Fragt man Kinder in jungen Jahren, was sie später werden wollen, so erhält man oft Antworten wie: Polizistin, Astronaut, Feuerwehrmann oder Lehrerin. Berufe also, welche irgendeine Art von frühen Idealvorstellungen widerspiegeln und welche zudem einschlägig bekannt sind. Selten werden Erwachsene mit einem so speziellen Wunsch wie zum Beispiel „Elektroinstallateur für Energie- und Gebäudetechnik“ konfrontiert. Ein weiterer Faktor ist daher, dass die Berufsbezeichnung nicht zu schwierig zu merken ist.
Egal ob sich diese Vorstellungen im Erwachsenenalter realisieren lassen, als auffällig empfand ich, dass ich bisher noch nie von einem Kind gehört habe, das einmal als Autor arbeiten wolle. Hinreichend bekannt dürfte der Beruf eigentlich sein, auch ist er nicht schwierig auszusprechen. Überhaupt kenne ich gar keine hauptberuflichen Autoren, ging mir gerade auf. Aber gut, bei Astronauten sieht es ganz ähnlich aus, solche sind mir ebenso wenig bekannt. Ist das also schon das Ende?
Bestimmt nicht, denn irgendwo muss es sie geben, viele sogar, denn sie texten uns ja wortwörtlich jeden Tag zu, was uns meistens freut, wenn die Produkte ihres Schaffens uns interessieren. Haben sie sich einem exklusiven Club gleich von der Welt abgeschottet, oder halten sie es vielleicht wie die Comiczeichner, denen man ja nachsagt, ihre Spezies wäre tagsüber einfach nicht wach anzutreffen? Was ist ein Autor eigentlich? Ein Urheber, ein Verfasser natürlich, doch darin erschöpft sich die wichtige Frage nach der Bedeutung seiner Tätigkeit nicht. Manchmal zumindest, wenn es ihm gelingt, etwas so Neues und Mitreißendes zu kreieren, dass es ganze Menschengruppen in seinen Bann schlägt. Die Rede ist weniger von Twilightund Harry Potterals von Werken wie dem Kommunistischen Manifest, welches einer ganzen politischen Bewegung sinnstiftend war, Ideologie inklusive. Oftmals treten die Autoren hinter ein solches Werk zurück, wofür die Bibel ein treffendes Beispiel ist, welche, zur Erinnerung, weder Martin Luther , Buddha oder Jesus verfasst haben, während der letzte ja zumindest inhaltlich vorkam. Nun ist die Bibel nicht Herzstück des christlichen Glaubens oder gar Gegenstand einer Verehrung.

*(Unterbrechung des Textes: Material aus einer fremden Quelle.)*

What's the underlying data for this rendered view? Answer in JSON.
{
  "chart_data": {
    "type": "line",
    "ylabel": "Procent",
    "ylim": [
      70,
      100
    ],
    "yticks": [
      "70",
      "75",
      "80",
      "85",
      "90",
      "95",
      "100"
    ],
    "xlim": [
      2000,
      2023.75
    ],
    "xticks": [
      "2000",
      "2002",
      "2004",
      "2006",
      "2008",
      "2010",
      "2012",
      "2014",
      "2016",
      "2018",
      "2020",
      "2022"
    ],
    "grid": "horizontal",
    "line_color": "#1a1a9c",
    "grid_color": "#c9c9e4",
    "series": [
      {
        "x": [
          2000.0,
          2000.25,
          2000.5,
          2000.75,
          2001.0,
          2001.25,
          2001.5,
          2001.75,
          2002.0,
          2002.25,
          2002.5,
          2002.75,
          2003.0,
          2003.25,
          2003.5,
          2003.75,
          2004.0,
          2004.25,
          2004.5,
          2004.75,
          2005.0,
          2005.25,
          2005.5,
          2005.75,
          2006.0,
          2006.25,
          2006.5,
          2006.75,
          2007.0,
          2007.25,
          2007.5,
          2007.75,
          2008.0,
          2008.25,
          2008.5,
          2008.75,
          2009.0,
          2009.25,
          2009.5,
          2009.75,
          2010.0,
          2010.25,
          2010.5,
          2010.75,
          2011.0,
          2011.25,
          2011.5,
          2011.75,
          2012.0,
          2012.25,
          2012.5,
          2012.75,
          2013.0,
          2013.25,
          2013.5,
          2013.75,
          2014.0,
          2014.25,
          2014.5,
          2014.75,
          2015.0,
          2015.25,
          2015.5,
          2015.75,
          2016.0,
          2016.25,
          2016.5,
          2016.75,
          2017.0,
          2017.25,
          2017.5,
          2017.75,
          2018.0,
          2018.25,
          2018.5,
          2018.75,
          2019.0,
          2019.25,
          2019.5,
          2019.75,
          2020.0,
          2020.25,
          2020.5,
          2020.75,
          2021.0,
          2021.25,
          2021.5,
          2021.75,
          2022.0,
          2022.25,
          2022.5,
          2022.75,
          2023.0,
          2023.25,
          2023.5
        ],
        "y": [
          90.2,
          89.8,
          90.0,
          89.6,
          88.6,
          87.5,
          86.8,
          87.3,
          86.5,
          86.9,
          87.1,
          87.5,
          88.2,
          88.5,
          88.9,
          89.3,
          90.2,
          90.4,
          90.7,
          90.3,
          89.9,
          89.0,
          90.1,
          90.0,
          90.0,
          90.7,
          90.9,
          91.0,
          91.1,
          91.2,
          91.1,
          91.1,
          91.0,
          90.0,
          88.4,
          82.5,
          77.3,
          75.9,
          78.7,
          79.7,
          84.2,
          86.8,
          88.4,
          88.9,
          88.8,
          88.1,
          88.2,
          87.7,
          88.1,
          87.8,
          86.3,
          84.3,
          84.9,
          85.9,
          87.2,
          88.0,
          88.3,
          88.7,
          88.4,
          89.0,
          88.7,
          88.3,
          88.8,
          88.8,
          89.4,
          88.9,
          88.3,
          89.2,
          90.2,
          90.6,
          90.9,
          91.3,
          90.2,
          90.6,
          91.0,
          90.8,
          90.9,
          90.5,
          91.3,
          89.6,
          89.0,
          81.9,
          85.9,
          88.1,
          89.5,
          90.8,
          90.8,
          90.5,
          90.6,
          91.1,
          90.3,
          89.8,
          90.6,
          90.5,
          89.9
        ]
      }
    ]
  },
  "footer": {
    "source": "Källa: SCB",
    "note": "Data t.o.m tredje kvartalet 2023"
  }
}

Trotzdem sollte ihre Bedeutung nicht unterschätzt werden.
Der Autor hält sich in diesem Komplex jedoch scheinbar nicht auf, zumindest ist er weniger wichtig. Andererseits werden Texte selten anonym veröffentlicht, Autoren sind bekannt, Goethe, Schiller, Homer, man kennt sie aus der Sage. Sage ich demnach das Falsche, wenn ich behaupte, die Bedeutung des Autors ist ein wenig beachtetes Thema? Manche Namen überleben die rein körperliche Existenz von Schriftstellern um ein Vielfaches, nahezu ausnahmslos wegen ihres Schaffens. Das ist wohl auch häufig die Absicht derjenigen, welche auf diese Weise ihr kleines bisschen Unsterblichkeit erhalten, vom dem Ruhm ganz zu schweigen.
Zur Deutung eines Textes wird häufig die Biografie des Autors herangezogen. Dies ist der Versuch, durch Kenntnis des Schöpfers eines Textes einen besseren Zugang zu diesem zu erhalten. Dahinter steht die Vermutung, dass der Autor seine eigenen Erfahrungen, Gefühle oder Gedanken ebenfalls in das Werk einfließen lässt. Meistens ist dieses Vorgehen auch tatsächlich hilfreich, die Vermutung scheint sich also zu bestätigen. Allerdings ist darin auch schon die Prämisse verborgen, dass man Literatur immer deuten könne und müsse. Ist das so, frage ich mich und manchmal ärgert mich das sogar, wenn in der Schule oder in den Medien versucht wird, ein Werk zu analysieren und es damit jedoch nur entzaubert wird. Ich find dies bezeichnend für die so genannte „verkopfte“ Gesellschaft(was nicht einmal zwingend böse gemeint ist), welche offenbar versucht, das Gefühl, was beim Lesen großer Texte in jedem Einzelnen entsteht, zu verdrängen und durch eine Erklärung zu ersetzen. Es erscheint mir zumindest zweifelhaft, ob die Autoren das in jedem Falle bezwecken wollten. Die Entscheidung, was denn letztendlich wichtiger ist, ob es der Verfasser ist oder doch das Verfasste, kann ich nicht liefern, kann vielleicht niemand liefern, wenn ich mit der Annahme im Recht bin, dass es sich hier um eine klassische Huhn oder Ei- Situation handelt.
von Straße 103

1 Kommentar:

  1. Morgenmädchenblütenträume15:11

    also ich wollte schon als Kind immer Schriftstellerin werden und nie Astronautin oder sowas :)
    Aber ansonsten stimme ich dir zu, viel zu oft werden Werke "zu Tode interpretiert" oder alles viel zu wissenschaftlich betrachtet und der eigentlice Lesegenuss geht verloren...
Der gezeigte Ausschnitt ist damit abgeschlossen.